The Hong Kong economy expanded robustly in the first quarter of 2026, driven by sustained strong performance in external trade and a pick-up in domestic demand. Real GDP grew by 5.9% year-on-year in the first quarter, accelerating from the 4% growth recorded in the preceding quarter. On a seasonally adjusted quarter-to-quarter comparison, real GDP rose notably by 2.9%.

Total exports of goods grew markedly by 23.7% year-on-year in real terms in the first quarter, underpinned by sustained global demand for artificial intelligence (AI)-related electronic products and buoyant regional trade flows in Asia. Exports of services continued to expand solidly by 3.5% in real terms over a year earlier, with broad-based growth across all major service groups.

Domestic demand strengthened across both consumption and investment. Private consumption expenditure saw accelerated growth of 4.9% year-on-year in real terms in the first quarter, reflecting a more entrenched recovery in household spending. Overall investment expenditure continued to expand at a double-digit rate of 17.7% year-on-year in real terms in the first quarter.

The labour market showed modest improvement in the first quarter. The seasonally adjusted unemployment rate edged down further by 0.1 percentage point from the preceding quarter to 3.7% in the first quarter. The underemployment rate also decreased by 0.1 percentage point to 1.6%. Average employment earnings continued to record year-on-year growth in the first quarter.

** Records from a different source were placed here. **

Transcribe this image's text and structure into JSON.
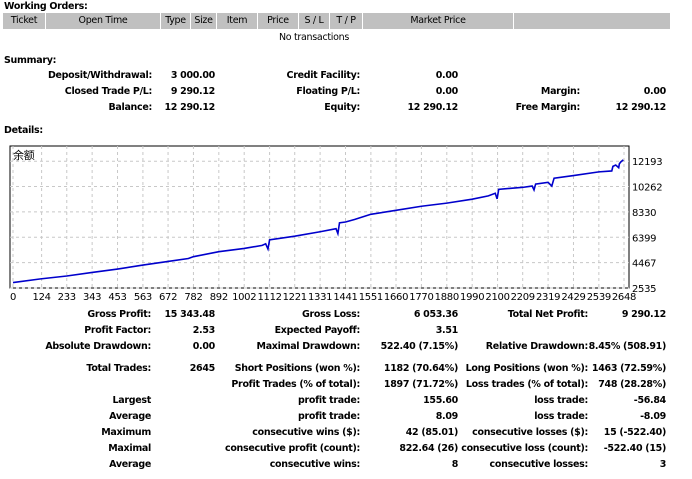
{
  "working_orders": {
    "title": "Working Orders:",
    "columns": [
      "Ticket",
      "Open Time",
      "Type",
      "Size",
      "Item",
      "Price",
      "S / L",
      "T / P",
      "Market Price",
      ""
    ],
    "empty": "No transactions"
  },
  "summary": {
    "title": "Summary:",
    "rows": [
      [
        "Deposit/Withdrawal:",
        "3 000.00",
        "Credit Facility:",
        "0.00",
        "",
        ""
      ],
      [
        "Closed Trade P/L:",
        "9 290.12",
        "Floating P/L:",
        "0.00",
        "Margin:",
        "0.00"
      ],
      [
        "Balance:",
        "12 290.12",
        "Equity:",
        "12 290.12",
        "Free Margin:",
        "12 290.12"
      ]
    ]
  },
  "details": {
    "title": "Details:"
  },
  "chart_data": {
    "type": "line",
    "title": "余额",
    "series": [
      {
        "name": "余额",
        "color": "#0000cc",
        "x": [
          0,
          120,
          233,
          343,
          453,
          563,
          672,
          760,
          782,
          892,
          1002,
          1080,
          1095,
          1105,
          1112,
          1221,
          1331,
          1400,
          1408,
          1415,
          1441,
          1480,
          1551,
          1660,
          1770,
          1880,
          1990,
          2060,
          2090,
          2098,
          2105,
          2209,
          2250,
          2258,
          2265,
          2319,
          2335,
          2345,
          2429,
          2539,
          2595,
          2600,
          2612,
          2625,
          2628,
          2635,
          2645
        ],
        "y": [
          2950,
          3230,
          3450,
          3720,
          3980,
          4280,
          4560,
          4780,
          4920,
          5300,
          5550,
          5780,
          5900,
          5500,
          6200,
          6480,
          6820,
          7050,
          6680,
          7500,
          7560,
          7750,
          8150,
          8450,
          8760,
          9000,
          9300,
          9550,
          9750,
          9320,
          10050,
          10200,
          10300,
          10000,
          10450,
          10580,
          10300,
          10900,
          11100,
          11380,
          11450,
          11800,
          11900,
          11700,
          12000,
          12150,
          12290
        ]
      }
    ],
    "xticks": [
      0,
      124,
      233,
      343,
      453,
      563,
      672,
      782,
      892,
      1002,
      1112,
      1221,
      1331,
      1441,
      1551,
      1660,
      1770,
      1880,
      1990,
      2100,
      2209,
      2319,
      2429,
      2539,
      2648
    ],
    "yticks": [
      12193,
      10262,
      8330,
      6399,
      4467,
      2535
    ],
    "xlim": [
      0,
      2648
    ],
    "ylim": [
      2535,
      13350
    ],
    "grid": true
  },
  "stats": {
    "rows": [
      [
        "Gross Profit:",
        "15 343.48",
        "Gross Loss:",
        "6 053.36",
        "Total Net Profit:",
        "9 290.12"
      ],
      [
        "Profit Factor:",
        "2.53",
        "Expected Payoff:",
        "3.51",
        "",
        ""
      ],
      [
        "Absolute Drawdown:",
        "0.00",
        "Maximal Drawdown:",
        "522.40 (7.15%)",
        "Relative Drawdown:",
        "8.45% (508.91)"
      ],
      [
        "Total Trades:",
        "2645",
        "Short Positions (won %):",
        "1182 (70.64%)",
        "Long Positions (won %):",
        "1463 (72.59%)"
      ],
      [
        "",
        "",
        "Profit Trades (% of total):",
        "1897 (71.72%)",
        "Loss trades (% of total):",
        "748 (28.28%)"
      ],
      [
        "Largest",
        "",
        "profit trade:",
        "155.60",
        "loss trade:",
        "-56.84"
      ],
      [
        "Average",
        "",
        "profit trade:",
        "8.09",
        "loss trade:",
        "-8.09"
      ],
      [
        "Maximum",
        "",
        "consecutive wins ($):",
        "42 (85.01)",
        "consecutive losses ($):",
        "15 (-522.40)"
      ],
      [
        "Maximal",
        "",
        "consecutive profit (count):",
        "822.64 (26)",
        "consecutive loss (count):",
        "-522.40 (15)"
      ],
      [
        "Average",
        "",
        "consecutive wins:",
        "8",
        "consecutive losses:",
        "3"
      ]
    ]
  }
}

The local stock market saw varying monthly performance during the first quarter. The Hang Seng Index (HSI) rallied to a four-and-a-half-year high of nearly 28,000 in January, moved sideways in February, and corrected in March after the Middle East conflict. Trading and fund-raising activities remained strong throughout the quarter. More recently, since entering the second quarter, the HSI has largely recovered the earlier lost ground and returned to pre-conflict levels. Separately, the residential property market continued to strengthen in the first quarter, with both prices and rentals recording further increases.